Grim is a free and open-source tool available on GitHub. Grim is used to scanning websites for information gathering and finding vulnerabilities. Grim is written in PHP. It uses PHP script to do reconnaissance. Grim is so powerful that it can detect content management systems while scanning, it can detect IP addresses, it can detect webserver records, it can detect cloud flare information, and can detect robots.txt. Grim can detect WordPress, Drupal, Joomla, and Magento CMS. Grim looks for error-based SQL injections, WordPress sensitive files, and WordPress version-related vulnerabilities. Grim uses different modules for doing all the scanners.  WHOIS data collection gives us information about Geo-IP lookup, Banner grabbing, DNS lookup, port scanning, sub-domain information, reverse IP, and MX records lookup.

Installation of Grim tool

Step 1: Use the following command to install the tool from GitHub.

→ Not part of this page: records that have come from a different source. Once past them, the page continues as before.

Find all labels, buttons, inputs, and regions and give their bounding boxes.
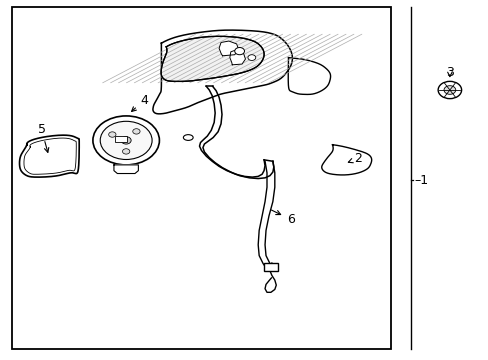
Circle shape	[437, 81, 461, 99]
Polygon shape	[219, 41, 238, 56]
Polygon shape	[287, 58, 330, 94]
Circle shape	[93, 116, 159, 165]
Polygon shape	[229, 50, 245, 65]
Text: –1: –1	[414, 174, 428, 186]
Polygon shape	[161, 36, 264, 81]
Circle shape	[133, 129, 140, 134]
Text: 4: 4	[131, 94, 148, 112]
Bar	[12, 7, 390, 349]
Text: 3: 3	[445, 66, 453, 78]
Circle shape	[100, 121, 152, 159]
Circle shape	[122, 149, 129, 154]
Circle shape	[247, 55, 255, 60]
Text: 6: 6	[271, 210, 294, 226]
Text: 2: 2	[347, 152, 362, 165]
Circle shape	[234, 48, 244, 55]
Polygon shape	[114, 165, 138, 174]
Polygon shape	[153, 30, 292, 114]
Ellipse shape	[183, 135, 193, 140]
Text: 5: 5	[38, 123, 49, 152]
Circle shape	[443, 86, 455, 94]
Polygon shape	[199, 86, 273, 179]
Circle shape	[121, 137, 131, 144]
Polygon shape	[20, 135, 79, 177]
Bar	[264, 263, 277, 271]
Circle shape	[108, 132, 116, 137]
Polygon shape	[321, 145, 371, 175]
FancyBboxPatch shape	[115, 136, 127, 142]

git clone https://github.com/nandydark/grim.git

Step 2: Now move in the directory of the tool using the following command.

cd grim

Step 3: Now the tool has been downloaded successfully use the following command to run the tool.

php grim.php

The tool is running successfully. Now the tool is asking for a website to set a target now we will see some examples to use the tool.

Usage

Example : Use the grim tool to find information about a domain.

php grim.php 

We have given google.com as a domain to the tool. Now the tool will start scanning the domain and will give you all the information about the domain.

The tool found many subdomains of the domain and also the IP address of associated with the domain address.

The tool is finding for SQL injection vulnerability. One by One the tool will gather as much as information available publicly of the domain that you provided. This tool is very helpful in the initial phases of security researchers.